Publié le 3 janvier 2018, par Primaëlle Vertenoeil


Petit panorama d’un genre poétique entre tradition et renouveau

MINAMI SHINBÔ, Mes chats écrivent des haïkus, Editions Philippe Picquier, 2017

Un curieux petit félin, un titre plein d’humour : dès la couverture nous voici face à un recueil poétique contemporain aussi singulier qu’attirant et qui, lorsque l’on pousse plus avant la lecture, tient toutes ses promesses !
Du point de vue de la forme, tout d’abord, ce recueil se présente comme un ouvrage de littérature jeunesse : un grand format, du beau papier et des illustrations de grandes qualités. Le sujet du livre attire tout autant : l’auteur met en scène, à travers dessins et haïkus, ses chats, « des chats poètes, philosophes et bons vivants, qui adorent renifler la menthe-poisson et courir avec le lapin des neiges ». Chaque haïku constitue la narration par les chats eux-mêmes d’un instant de leur vie quotidienne racontée avec délicatesse et humour au fil des saisons : « Un jour d’automne/ j’écoute les sons d’un violon/ en compagnie d’un chien. »
Graphiquement, l’ouvrage est remarquable : la qualité de l’impression rend grâce aux dessins du poète (à ses heures dessinateur de manga) et aux belles calligraphies japonaises, conservées en regard du texte français. Tandis que de grands aplats de couleur apportent au livre une respiration, un temps de pause, propice à la réflexion. Notons enfin que la préface, dans laquelle chaque poème se trouve explicité avec beaucoup de clarté et de précision, invite à toutes les exploitations pédagogiques et didactiques !

BASHÔ, Haïkus et notes de voyage, Synchronique éditions, 2016

Moine-poète du 17e siècle, Bashô est considéré, par nombre de théoriciens de la poésie, comme le père du haïku japonais. À ce titre, les éditions Synchronique ont souhaité mettre à disposition du public francophone une partie non négligeable de son œuvre poétique.
Riche idée ! Car ces poèmes vieux de quatre siècles n’ont rien de dépassé ou de désuet. Et n’est-ce pas déjà le gage d’un poète de qualité que de produire une œuvre intemporelle ? On aurait envie de l’affirmer tant la poésie de ce sage est bouleversante. Les écrits de Bashô appartiennent au monde : ils ont été écrits dans une période de deuil et de tristesse. En effet, suite au décès de sa mère, le poète entreprend un pèlerinage sur les chemins escarpés du Japon de l’époque. De ce voyage, il tirera une philosophie de vie et d’écriture qu’il transmet dans ce recueil : « Décidé/A livrer mes os en route/Le vent me tenaille », « Epais brouillard/Facétieux aujourd’hui/Le Fuji se cache ». Des poèmes en guise d’invitations au voyage et à la méditation.
Imprimée sur du papier de grande qualité, la poésie de Bashô se trouve illustrée avec finesse par l’artiste contemporaine Manda. Cette dernière, initiée à « l’art japonais de la peinture-poésie », livre quelques haigas (croquis illustrant les haïkus) d’une grande beauté, principalement composés de fins traits et de légères touches impressionnistes. Ce recueil est, en soi, la rencontre de deux univers artistiques complémentaires qui proposent un très beau voyage au cœur du Japon.

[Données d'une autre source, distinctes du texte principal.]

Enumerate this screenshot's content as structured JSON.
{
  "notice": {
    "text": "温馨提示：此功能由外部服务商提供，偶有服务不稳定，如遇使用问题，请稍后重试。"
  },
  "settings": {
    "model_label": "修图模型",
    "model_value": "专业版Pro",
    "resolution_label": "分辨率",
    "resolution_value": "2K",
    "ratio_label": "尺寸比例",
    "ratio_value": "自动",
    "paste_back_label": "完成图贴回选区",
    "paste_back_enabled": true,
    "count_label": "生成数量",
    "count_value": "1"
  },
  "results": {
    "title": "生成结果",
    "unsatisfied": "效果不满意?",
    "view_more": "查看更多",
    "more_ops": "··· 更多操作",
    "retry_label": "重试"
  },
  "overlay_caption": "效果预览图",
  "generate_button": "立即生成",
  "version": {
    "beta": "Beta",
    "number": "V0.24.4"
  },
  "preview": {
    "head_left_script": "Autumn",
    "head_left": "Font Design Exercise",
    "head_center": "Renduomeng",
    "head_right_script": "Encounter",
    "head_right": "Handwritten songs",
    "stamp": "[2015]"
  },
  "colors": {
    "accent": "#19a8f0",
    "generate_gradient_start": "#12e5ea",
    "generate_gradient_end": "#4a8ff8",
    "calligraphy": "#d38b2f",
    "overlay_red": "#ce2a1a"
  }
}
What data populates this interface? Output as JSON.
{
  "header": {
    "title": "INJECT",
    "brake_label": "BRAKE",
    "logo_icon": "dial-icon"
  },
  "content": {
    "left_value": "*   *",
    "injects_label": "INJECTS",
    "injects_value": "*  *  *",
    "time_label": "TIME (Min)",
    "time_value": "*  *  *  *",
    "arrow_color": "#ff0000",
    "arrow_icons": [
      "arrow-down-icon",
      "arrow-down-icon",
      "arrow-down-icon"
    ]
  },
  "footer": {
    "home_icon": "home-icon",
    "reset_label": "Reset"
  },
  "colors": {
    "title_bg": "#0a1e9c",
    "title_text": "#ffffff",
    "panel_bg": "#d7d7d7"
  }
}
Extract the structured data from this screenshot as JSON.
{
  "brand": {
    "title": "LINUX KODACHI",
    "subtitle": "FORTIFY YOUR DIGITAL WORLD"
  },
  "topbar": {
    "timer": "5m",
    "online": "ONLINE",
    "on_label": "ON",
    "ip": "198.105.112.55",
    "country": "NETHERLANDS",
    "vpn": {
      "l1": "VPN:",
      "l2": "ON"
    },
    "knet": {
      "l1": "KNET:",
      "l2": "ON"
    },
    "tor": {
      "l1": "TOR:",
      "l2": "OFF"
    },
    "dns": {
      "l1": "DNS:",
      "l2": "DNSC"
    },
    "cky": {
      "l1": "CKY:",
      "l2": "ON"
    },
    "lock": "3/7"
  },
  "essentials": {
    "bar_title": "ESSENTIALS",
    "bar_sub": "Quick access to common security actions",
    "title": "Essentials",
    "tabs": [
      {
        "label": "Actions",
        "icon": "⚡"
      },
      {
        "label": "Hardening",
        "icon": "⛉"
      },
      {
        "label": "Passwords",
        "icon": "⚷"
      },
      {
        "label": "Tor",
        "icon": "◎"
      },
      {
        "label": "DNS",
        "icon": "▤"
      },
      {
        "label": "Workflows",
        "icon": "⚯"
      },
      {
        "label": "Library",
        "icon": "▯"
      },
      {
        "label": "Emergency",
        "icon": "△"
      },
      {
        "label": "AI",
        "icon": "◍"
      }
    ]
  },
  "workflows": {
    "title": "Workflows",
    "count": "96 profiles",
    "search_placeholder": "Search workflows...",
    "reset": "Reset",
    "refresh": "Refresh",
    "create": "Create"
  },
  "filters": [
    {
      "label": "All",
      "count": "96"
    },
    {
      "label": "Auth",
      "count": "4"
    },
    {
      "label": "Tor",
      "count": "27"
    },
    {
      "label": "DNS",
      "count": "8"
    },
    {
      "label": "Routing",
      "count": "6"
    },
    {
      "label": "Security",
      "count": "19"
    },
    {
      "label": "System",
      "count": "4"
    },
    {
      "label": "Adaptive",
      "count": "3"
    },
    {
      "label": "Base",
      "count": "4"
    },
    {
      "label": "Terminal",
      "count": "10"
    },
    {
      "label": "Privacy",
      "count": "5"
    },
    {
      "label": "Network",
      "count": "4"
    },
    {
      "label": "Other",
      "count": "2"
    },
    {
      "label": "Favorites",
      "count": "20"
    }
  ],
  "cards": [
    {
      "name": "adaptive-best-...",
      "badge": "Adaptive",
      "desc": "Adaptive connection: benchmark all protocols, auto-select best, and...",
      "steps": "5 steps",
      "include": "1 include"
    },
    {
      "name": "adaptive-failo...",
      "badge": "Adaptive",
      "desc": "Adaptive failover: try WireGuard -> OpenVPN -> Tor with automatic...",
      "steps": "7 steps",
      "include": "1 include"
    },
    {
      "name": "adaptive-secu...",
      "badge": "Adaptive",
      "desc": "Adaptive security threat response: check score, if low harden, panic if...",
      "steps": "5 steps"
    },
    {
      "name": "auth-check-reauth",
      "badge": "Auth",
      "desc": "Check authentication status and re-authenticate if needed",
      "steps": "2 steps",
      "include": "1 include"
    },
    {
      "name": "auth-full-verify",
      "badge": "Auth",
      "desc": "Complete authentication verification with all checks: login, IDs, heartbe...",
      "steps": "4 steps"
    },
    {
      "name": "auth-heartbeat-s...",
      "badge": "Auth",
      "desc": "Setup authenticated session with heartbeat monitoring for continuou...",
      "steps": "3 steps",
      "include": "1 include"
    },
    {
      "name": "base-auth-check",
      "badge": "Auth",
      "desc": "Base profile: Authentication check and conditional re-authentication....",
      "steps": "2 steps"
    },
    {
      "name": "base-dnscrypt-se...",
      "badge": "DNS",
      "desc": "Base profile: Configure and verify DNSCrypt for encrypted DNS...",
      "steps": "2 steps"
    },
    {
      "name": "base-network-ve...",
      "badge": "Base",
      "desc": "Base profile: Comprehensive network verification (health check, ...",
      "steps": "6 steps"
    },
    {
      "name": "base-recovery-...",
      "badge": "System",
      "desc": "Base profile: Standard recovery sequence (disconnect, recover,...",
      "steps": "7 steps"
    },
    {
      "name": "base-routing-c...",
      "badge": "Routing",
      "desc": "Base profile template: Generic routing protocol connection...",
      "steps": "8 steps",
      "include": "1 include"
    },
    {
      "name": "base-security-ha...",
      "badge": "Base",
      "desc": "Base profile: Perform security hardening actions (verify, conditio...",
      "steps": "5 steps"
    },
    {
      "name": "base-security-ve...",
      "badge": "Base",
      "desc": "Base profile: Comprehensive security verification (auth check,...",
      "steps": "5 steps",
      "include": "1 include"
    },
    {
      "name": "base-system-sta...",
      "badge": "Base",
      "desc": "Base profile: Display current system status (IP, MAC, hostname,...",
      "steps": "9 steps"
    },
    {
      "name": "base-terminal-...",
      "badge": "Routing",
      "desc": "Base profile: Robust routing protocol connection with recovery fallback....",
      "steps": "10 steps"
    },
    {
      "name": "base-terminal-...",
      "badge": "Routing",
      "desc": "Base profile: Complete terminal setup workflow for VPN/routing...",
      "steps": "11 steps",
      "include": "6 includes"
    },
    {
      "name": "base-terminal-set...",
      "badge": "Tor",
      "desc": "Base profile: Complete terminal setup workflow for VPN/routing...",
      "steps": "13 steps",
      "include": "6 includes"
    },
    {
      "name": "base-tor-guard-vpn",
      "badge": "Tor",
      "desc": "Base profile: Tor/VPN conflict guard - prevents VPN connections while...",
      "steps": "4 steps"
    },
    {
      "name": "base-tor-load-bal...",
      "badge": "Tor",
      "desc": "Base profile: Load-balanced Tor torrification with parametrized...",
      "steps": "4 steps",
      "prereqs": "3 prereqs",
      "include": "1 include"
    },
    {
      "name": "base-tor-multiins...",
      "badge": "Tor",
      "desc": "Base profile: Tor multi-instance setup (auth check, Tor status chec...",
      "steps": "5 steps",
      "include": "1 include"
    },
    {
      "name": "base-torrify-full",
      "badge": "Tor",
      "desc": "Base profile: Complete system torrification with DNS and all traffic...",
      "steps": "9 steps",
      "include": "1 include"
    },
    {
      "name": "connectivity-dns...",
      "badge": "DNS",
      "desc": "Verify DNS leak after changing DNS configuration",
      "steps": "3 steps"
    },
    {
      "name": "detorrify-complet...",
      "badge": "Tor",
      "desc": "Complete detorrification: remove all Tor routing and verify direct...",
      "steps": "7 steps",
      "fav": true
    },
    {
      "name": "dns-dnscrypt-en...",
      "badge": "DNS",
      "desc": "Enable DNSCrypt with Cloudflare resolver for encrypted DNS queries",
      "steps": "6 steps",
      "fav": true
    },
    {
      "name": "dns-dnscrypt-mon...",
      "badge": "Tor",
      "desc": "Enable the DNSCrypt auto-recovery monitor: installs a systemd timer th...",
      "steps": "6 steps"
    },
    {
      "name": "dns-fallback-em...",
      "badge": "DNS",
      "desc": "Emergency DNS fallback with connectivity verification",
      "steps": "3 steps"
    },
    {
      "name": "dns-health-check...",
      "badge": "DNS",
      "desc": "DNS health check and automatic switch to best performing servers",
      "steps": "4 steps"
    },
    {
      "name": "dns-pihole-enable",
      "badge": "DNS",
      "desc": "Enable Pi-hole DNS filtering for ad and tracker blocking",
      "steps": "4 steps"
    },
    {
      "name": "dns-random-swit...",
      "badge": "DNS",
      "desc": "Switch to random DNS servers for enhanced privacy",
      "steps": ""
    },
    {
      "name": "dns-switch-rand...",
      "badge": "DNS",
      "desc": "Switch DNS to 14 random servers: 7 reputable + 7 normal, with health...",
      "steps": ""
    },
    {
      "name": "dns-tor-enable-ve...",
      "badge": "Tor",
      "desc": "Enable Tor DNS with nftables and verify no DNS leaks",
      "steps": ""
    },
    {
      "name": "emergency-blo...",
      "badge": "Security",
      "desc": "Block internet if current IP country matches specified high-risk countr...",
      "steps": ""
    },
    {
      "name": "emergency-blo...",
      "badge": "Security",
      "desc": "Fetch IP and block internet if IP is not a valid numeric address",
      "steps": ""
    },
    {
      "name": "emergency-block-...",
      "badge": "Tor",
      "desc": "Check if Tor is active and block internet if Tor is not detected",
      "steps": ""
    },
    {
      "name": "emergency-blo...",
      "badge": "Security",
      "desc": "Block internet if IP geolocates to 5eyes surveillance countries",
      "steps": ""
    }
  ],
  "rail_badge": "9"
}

RYÔKAN, Avertissements, Editions Le Bruit du temps, 2017

Le lecteur pourrait être surpris de prime abord face au texte de ce recueil au titre sévère, Avertissements. Il se compose d’une série de recommandations plutôt moralisatrices : « se féliciter toit haut d’une suite d’aubaines ou d’une abondance de profits ». Fidèle à leur ligne éditoriale, les Editions Le Bruit du temps ont malgré tout souhaité faire connaître au public francophone le poète japonais Ryôkan (1758-1831) considéré comme une légende dans son pays. Ce faisant, d’éclairantes notes explicatives, une biographie et une bibliographie, fruit d’un travail rigoureux du traducteur Alain-Louis Colas, donnent l’opportunité de saisir, dans sa globalité et de manière accompagnée, une œuvre poétique à la fois riche et complexe.
L’ouvrage se trouve par ailleurs enrichi, en seconde partie, d’un texte de Kera Yoshishige, intitulé Histoires curieuses touchant le maître de zen Ryôkan. Ayant connu le poète dans sa jeunesse, cet auteur a rassemblé des souvenirs inédits, parfois cocasses, sous forme de fragments littéraires.
Recueil hybride et surprenant, Avertissement relève le défi de proposer un portrait extrêmement vivant d’une figure poétique japonaise emblématique.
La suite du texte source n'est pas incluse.